Background: I’ve written XGBoost iterator for batched training as in the linked example.
Now I want to train an AFT model from the xgboost
library.
The problem is the XGB DMatrix
, for which we need to run set_float_info
to set survival censoring intervals. For example:
dtrain.set_float_info('label_lower_bound', y_lower_bound[train_index])
dtrain.set_float_info('label_upper_bound', y_upper_bound[train_index])
Attached please find my redacted code (can’t attach everything, but that’s the problematic gist).
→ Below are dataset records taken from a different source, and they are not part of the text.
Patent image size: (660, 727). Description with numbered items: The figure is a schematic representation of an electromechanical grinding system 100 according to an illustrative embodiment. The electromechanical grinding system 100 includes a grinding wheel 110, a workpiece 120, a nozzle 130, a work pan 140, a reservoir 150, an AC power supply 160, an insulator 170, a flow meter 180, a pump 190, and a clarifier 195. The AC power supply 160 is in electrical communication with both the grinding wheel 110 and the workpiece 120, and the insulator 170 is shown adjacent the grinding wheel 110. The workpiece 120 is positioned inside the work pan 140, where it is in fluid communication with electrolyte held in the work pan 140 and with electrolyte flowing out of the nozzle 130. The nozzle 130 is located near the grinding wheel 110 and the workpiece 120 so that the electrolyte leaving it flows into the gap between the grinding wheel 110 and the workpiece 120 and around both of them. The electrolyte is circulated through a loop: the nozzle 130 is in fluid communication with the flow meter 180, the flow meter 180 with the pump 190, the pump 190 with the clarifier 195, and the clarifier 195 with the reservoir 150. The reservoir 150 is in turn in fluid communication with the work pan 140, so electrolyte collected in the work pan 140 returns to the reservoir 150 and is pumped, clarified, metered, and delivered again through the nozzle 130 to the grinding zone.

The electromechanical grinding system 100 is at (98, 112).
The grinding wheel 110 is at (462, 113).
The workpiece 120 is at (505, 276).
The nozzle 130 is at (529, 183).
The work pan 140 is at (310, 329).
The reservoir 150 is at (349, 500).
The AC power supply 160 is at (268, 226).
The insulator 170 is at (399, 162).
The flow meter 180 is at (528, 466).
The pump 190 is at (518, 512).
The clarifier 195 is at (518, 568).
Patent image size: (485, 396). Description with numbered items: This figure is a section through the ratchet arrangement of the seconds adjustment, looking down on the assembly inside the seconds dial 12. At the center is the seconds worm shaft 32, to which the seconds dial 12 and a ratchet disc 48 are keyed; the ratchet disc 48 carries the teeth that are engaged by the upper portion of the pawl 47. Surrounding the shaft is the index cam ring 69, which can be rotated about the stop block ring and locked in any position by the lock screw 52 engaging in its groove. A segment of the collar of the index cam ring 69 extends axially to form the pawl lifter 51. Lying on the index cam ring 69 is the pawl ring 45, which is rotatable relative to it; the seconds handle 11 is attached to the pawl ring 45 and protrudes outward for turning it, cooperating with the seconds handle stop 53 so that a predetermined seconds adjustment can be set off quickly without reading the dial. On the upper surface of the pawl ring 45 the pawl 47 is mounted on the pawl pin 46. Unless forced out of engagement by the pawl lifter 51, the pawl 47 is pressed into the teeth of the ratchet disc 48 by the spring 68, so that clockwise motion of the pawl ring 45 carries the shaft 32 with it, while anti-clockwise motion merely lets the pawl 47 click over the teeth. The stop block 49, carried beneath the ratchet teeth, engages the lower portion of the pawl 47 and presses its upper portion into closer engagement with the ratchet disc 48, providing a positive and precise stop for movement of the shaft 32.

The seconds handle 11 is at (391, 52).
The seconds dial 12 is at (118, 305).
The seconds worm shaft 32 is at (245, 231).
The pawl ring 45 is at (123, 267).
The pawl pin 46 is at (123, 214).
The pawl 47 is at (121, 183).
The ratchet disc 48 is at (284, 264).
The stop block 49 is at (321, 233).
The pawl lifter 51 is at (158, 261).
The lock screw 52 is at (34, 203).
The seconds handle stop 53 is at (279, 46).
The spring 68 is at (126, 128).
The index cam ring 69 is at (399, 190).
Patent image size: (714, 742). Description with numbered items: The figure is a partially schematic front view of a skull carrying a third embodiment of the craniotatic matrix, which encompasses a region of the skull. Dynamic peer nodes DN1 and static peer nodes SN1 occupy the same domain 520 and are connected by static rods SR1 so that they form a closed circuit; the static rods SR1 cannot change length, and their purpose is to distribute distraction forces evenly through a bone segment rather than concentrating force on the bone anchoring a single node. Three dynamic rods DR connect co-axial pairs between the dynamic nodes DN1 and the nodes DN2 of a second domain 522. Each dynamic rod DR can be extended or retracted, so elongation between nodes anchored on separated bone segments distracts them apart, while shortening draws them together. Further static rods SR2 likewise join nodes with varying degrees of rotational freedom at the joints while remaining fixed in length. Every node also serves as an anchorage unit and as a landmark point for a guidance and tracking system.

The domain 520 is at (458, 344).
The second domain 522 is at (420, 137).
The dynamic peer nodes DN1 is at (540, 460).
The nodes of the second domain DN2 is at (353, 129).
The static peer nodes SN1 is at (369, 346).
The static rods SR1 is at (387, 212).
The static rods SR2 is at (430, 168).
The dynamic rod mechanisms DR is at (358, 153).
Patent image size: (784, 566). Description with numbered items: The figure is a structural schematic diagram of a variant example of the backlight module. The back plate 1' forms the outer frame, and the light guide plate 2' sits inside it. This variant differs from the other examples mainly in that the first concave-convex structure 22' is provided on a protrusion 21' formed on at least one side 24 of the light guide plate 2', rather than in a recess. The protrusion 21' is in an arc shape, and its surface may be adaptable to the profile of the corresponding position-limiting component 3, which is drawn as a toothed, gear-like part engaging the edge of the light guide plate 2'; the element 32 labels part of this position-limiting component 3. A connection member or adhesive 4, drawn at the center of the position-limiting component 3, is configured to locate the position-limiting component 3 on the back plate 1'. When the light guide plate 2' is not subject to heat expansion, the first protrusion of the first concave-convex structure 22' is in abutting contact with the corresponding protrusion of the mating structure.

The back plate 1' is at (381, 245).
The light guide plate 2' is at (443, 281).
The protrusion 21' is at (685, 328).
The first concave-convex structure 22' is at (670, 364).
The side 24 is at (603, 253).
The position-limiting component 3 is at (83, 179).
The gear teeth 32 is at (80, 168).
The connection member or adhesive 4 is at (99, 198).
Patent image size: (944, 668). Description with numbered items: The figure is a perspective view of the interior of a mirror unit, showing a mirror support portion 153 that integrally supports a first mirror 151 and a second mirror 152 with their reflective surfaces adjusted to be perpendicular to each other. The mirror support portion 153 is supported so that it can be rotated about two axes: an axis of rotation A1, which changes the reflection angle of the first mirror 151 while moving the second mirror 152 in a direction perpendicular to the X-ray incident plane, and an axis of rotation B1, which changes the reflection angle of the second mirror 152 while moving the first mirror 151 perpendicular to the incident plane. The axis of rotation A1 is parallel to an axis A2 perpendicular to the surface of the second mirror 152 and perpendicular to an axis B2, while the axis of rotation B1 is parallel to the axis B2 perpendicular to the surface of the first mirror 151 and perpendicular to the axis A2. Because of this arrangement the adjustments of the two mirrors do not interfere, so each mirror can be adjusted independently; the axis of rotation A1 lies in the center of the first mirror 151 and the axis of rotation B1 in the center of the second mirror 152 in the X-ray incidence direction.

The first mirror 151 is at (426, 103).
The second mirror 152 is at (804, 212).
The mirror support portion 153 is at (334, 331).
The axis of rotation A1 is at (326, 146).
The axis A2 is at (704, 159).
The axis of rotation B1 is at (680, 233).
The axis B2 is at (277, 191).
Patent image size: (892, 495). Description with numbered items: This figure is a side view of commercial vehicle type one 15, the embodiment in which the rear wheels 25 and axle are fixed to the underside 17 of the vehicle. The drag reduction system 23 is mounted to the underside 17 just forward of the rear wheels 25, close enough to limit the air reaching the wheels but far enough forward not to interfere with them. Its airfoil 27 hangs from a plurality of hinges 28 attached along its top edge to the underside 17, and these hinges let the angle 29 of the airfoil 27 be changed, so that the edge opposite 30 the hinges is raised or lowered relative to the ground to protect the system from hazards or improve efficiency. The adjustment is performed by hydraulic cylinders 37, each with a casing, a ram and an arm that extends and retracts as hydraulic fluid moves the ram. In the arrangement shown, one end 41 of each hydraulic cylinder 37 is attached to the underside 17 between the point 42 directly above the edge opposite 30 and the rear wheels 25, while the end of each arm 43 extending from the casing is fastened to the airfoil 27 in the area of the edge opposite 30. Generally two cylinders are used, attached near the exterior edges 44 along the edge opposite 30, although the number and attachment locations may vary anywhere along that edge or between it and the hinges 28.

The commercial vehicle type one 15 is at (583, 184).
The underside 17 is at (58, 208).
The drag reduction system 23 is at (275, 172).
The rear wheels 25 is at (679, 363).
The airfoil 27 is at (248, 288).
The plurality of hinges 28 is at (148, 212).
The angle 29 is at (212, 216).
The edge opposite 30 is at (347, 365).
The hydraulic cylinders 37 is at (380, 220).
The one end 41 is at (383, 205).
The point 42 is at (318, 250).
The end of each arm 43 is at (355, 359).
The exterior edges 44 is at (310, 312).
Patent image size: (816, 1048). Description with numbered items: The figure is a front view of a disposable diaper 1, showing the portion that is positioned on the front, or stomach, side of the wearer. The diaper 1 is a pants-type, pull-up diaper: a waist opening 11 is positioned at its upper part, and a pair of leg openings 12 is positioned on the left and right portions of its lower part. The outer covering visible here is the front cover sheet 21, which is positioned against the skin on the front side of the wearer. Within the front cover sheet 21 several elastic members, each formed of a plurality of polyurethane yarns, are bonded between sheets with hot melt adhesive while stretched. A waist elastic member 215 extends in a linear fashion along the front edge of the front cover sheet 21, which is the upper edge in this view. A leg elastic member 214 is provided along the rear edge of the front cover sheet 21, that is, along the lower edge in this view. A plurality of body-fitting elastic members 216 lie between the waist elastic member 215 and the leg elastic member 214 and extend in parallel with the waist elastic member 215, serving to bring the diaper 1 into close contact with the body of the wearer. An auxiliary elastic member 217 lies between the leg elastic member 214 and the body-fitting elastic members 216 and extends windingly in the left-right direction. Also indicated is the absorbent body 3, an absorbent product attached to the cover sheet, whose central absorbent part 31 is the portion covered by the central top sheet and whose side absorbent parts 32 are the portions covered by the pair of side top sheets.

I got the censoring time data in df
, but I don’t know how to “attach” it to Xy_train
.
class BatchedParquetIterator(xgboost.DataIter):
def __init__(
self
):
# ...
super().__init__(cache_prefix=os.path.join(".", "cache"))
def next(self, input_data: Callable):
"""Advance the iterator by 1 step and pass the data to XGBoost. This function is
called by XGBoost during the construction of ``DMatrix``
"""
if self._it == len(self._file_paths):
return 0 # return 0 to let XGBoost know this is the end of iteration
df = pd.read_parquet(self._file_paths[self._it])
X, y = self._preprocess(df)
input_data(data=X, label=y)
self._it += 1
return 1 # Return 1 to let XGBoost know we haven't seen all the files yet.
def reset(self):
"""Reset the iterator to its beginning"""
self._it = 0
def _preprocess(self, df: pd.DataFrame) -> Tuple[pd.DataFrame, pd.DataFrame]:
# ...
return X, y
parquet_iterator_train = BatchedParquetIterator(batches)
Xy_train = xgboost.DMatrix(parquet_iterator_train)